After finishing the bike tour yesterday I wandered around the corner to the TV tower to go to observation deck. I could get a fast pass ticket for 5.45pm, which was three hours away, so I bough that (€19) and then headed over to the DDR museum to do that whilst I waited.
The DDR museum entry was by the river below street level, it took me a few minutes to find it. Google maps was telling me I was in it, yet I couldn’t find it. I eventually found the sign that said I needed to go downstairs to get to the museum. There was a small queue which took a few minutes. I guess queuing for the DDR museum is kind of culturally appropriate considering if you lived in the DDR you had to queue for everything.
The museum isn’t that large, but they have a lot of things crammed into it. Its a kind of split between what life was like in the DDR including the survelience with the stasi and a nostalgic look back at DDR products and that were available at the time for people who lived in East Germany. Something like 1 in 6 people were spies for the East German police and almost everyone in the DDR had a police file on them. Next time I’m here I will visit the Stasi museum.
Prison cell and monitoring equipment
The Ampelmännchen (traffic light man) is mentioned a few times. From a design point of view its a unique icon, but functionally I think the red sign is a bit of a failure, from a distance it looks like a fat red cross, not a man. Initially I wasn’t sure if the light was intended for pedestrians or for traffic, as France has a skinny red cross on its traffic signals to indicate the lights for traffic going the opposite way are red. There is even a chain of stores in Berlin that sell Ampelmännchen merchandise. It is quite unique.
I think one of the most interesting antidotes about life in the DDR was that things were always in short supply and although no one starved, during the chernobyl crisis in 1986 the soviet union and other eastern states couldn’t sell their fresh produce onto western markets due to the contamination so they were dumped in East Germany and for a while there was a rare abundance of produce available.
When I left the museum it was rather warm again so I stopped for a rest in a “starbucks like” cafe for a cold iced coffee mocha and caught up on some of my blogging whilst I was there and waited a while for my fast pass into the TV tower to become valid.
The TV tower (Ferneshturm) is one of the tallest structures in Europe at over 350m, but the observation deck is at the 202 metre mark which makes it considerably lower than most of the “tall” buildings in Europe now such as the Shard in London. At the top they have a revolving resturant, bar and the observation deck. It was a clear afternoon so visibility was quite good. The TV tower was both a political symbol and technical necessity as the DDR was only allocated 2 TV frequencies so they had to have a large tower to broadcast from one place. They have kept some of the DDR design queues and its very retro inside. If you look up when in the lift you can see the central core of the building that the lift moves through.
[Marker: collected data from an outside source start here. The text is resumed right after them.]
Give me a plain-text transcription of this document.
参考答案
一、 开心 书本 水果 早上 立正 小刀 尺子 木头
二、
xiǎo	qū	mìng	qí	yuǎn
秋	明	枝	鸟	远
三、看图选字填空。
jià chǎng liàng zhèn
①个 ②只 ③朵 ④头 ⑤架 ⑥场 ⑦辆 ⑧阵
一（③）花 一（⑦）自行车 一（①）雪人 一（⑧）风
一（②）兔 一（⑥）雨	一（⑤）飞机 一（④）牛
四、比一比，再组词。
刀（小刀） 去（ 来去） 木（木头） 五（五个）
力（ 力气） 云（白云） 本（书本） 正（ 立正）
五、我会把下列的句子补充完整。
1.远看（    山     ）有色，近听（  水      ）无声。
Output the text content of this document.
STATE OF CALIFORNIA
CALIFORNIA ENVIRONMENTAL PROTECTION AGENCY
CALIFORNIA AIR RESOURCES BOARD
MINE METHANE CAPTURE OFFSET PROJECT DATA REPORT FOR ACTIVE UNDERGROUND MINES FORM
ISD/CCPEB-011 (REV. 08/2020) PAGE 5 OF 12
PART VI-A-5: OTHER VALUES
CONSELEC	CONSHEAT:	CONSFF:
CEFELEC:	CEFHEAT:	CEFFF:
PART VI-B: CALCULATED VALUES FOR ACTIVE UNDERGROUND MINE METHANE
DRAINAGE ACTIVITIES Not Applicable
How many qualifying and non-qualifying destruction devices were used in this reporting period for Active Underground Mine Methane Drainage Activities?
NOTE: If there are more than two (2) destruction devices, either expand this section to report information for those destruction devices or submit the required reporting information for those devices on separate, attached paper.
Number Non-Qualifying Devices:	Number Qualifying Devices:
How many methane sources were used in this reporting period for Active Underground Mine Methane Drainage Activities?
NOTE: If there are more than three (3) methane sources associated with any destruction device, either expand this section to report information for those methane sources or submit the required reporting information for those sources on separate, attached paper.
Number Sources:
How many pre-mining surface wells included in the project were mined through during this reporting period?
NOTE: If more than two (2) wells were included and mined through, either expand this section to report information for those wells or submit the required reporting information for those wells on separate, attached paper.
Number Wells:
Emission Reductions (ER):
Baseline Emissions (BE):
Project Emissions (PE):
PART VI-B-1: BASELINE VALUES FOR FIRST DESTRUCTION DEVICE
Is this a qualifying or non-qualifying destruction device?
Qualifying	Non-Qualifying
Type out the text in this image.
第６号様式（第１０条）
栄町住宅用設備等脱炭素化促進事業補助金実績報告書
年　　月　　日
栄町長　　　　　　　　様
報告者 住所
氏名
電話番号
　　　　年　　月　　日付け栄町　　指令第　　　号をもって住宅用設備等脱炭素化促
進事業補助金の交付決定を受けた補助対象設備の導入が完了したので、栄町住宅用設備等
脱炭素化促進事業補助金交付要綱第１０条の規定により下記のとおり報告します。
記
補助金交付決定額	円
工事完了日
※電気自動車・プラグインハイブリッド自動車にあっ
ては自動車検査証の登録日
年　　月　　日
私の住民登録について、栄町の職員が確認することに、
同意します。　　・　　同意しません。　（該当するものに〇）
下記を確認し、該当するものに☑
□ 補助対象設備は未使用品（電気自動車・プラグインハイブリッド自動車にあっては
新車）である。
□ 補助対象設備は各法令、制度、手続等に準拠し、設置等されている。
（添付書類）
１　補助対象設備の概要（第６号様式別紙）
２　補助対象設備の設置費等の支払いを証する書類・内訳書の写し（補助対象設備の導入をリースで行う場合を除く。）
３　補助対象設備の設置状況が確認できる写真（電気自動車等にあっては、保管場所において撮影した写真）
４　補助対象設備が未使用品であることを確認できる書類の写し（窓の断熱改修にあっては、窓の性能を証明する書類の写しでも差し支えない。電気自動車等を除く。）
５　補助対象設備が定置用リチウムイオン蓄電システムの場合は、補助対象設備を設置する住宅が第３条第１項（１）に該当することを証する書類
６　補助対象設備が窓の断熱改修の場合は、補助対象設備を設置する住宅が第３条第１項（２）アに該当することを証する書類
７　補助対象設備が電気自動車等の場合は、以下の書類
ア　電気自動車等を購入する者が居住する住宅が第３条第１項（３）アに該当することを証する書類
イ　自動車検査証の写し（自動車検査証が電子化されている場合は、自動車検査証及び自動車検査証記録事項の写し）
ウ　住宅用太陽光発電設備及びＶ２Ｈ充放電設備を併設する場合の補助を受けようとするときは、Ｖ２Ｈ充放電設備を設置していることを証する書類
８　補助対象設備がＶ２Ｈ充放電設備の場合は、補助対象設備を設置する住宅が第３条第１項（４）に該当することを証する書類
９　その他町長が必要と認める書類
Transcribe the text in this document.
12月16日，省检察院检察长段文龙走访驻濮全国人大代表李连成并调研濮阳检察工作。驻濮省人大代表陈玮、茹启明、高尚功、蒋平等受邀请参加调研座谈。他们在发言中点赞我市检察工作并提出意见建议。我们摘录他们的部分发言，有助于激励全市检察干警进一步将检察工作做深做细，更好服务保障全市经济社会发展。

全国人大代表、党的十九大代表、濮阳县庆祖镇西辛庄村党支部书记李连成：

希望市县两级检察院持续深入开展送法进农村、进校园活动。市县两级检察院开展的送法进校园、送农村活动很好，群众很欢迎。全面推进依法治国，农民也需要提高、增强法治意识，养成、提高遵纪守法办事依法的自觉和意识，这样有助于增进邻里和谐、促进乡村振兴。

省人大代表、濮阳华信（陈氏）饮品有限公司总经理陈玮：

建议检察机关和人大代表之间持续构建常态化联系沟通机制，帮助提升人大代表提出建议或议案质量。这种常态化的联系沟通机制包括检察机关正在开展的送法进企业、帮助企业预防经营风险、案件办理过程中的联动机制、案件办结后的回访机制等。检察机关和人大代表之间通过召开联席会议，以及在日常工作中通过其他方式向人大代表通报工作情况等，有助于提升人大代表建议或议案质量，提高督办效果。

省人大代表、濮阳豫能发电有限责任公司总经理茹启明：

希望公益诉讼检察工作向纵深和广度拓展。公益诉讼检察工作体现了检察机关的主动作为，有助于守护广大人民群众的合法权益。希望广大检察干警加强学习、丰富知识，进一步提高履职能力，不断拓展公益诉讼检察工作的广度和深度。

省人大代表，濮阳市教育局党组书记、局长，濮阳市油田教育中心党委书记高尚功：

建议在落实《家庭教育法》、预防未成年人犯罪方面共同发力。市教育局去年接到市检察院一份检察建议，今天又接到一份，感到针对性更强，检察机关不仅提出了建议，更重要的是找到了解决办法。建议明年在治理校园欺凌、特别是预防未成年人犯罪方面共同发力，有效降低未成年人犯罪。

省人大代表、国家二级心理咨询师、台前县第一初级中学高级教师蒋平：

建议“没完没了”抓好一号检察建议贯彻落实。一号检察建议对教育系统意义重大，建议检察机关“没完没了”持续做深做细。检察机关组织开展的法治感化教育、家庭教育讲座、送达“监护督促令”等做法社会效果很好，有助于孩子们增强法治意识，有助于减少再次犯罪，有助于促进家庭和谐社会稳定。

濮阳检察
It was around 7pm when I finished in the TV tower so started to think about dinner. I hadn’t tried an full Curry-wurst yet, so I googled for the best Currywurst in Berlin, and in the top 10, the 3rd best was less than a kilometre away, right next to the S-Bahn station and on the way back to my hotel. It was at Curry61. They say necessity is the mother of all invention and this is the case of Currywurst. With the short supply of food after the war, Herta Heuwer made a sauce from tomato ketchup and curry powder an poured it over boiled then fried pork sausage. Its delicious in its simplicity. I tired the most traditional version I could get.This was accompanied by a Berlin Pilsner. I couldn’t leave Germany without having at least one German beer.
In the morning I’m leaving for Prague so once I was back at the Berlin HBF (main station) I checked where my train would be leaving from in the morning (platform 1) and picked up some fruit and yoghurt to have in the morning. I was hoping the pretzel place would be open so I could get a breakfast pretzel again (they are very delicious) and a standard pretzel for the journey as I hadn’t had one of those yet either.